バンエルティア号へ戻ったルカが、泣いているとイリアが言った。
「いつまで泣いてるのよ、ルカ。」
「だって…シンが…僕を…僕…シンと友達…足手まとい…て…」
すでに何を言っているのかわからないような状態だったが、イリアは大体を把握してため息をついた。
「あんなの、本心で言ってる訳がないでしょ。」
ルカは泣き顔のまま、イリアを見た。
「あたし達を守るために言ったのよ。何が友達よ。

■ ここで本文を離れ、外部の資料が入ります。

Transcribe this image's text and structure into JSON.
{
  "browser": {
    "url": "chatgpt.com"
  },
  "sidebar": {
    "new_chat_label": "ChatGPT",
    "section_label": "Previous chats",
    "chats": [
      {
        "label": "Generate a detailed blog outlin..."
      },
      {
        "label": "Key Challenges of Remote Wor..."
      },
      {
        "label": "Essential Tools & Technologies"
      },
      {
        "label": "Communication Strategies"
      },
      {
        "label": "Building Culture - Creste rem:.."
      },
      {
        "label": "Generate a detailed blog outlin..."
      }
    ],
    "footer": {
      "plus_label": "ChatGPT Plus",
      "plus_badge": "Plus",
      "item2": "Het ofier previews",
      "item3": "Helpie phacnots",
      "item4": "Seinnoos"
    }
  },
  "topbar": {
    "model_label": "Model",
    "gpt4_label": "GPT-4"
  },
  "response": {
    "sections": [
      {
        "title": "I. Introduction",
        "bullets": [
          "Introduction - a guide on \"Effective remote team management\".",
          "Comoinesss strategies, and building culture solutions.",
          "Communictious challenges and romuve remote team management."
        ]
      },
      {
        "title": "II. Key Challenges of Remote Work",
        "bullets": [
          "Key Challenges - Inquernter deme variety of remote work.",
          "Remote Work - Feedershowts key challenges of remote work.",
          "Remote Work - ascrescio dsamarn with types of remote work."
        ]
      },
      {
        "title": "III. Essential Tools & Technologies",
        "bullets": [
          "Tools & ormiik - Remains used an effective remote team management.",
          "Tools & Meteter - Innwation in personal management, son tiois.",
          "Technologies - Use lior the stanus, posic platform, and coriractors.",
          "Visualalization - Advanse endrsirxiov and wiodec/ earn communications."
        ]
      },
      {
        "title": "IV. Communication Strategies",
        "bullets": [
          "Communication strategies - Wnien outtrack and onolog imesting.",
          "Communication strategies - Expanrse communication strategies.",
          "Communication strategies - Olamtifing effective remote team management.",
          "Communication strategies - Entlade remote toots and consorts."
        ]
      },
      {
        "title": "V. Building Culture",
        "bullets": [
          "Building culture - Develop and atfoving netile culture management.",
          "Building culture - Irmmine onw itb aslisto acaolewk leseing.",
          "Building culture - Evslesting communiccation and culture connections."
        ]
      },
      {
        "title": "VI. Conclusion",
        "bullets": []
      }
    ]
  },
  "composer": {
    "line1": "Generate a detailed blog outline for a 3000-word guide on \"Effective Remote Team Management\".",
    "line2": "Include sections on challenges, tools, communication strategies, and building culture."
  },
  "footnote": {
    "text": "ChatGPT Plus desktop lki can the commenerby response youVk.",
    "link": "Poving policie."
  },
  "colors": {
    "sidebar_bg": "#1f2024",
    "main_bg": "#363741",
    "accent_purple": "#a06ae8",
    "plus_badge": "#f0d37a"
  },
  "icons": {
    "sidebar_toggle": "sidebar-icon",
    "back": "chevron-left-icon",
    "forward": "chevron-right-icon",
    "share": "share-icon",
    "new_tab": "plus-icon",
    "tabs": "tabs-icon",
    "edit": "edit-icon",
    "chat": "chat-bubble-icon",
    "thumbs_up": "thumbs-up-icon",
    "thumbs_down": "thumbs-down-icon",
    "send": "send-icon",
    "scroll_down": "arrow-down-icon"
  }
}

今までのアイツを見ていたら、アイツが何であんな風に言ったかくらい、想像つくでしょ。」
イリアはため息をついた。
そして気を失っていたカノンノが目を覚まして、辺りを見渡した。
「シン…シンはっ!?」
見慣れた風景。バンエルティア号の中。
だがそこにシンはいなかった。
イアハートは、気まずそうに下を向いた。
「ごめんね。カノンノ。シンを…止められなかった。」
動揺を見せるカノンノに、イリアが経緯を簡潔に話した。
「何でシン…いつも一人で抱え込んでばっかりなの?…ラザリスのときも、ダオス達を倒しに行くときも…いつも肝心な時は一人で…。あたし、シンの役に立ちたいのに…傍にいたいのに…。」
カノンノは思わず涙を流した。
「あたしも…シンの傍にいたかった。離れたくなかった…。」
二人の想いを察して、ルカとイリアが顔を見合わせた。
最初のコメントを投稿しよう!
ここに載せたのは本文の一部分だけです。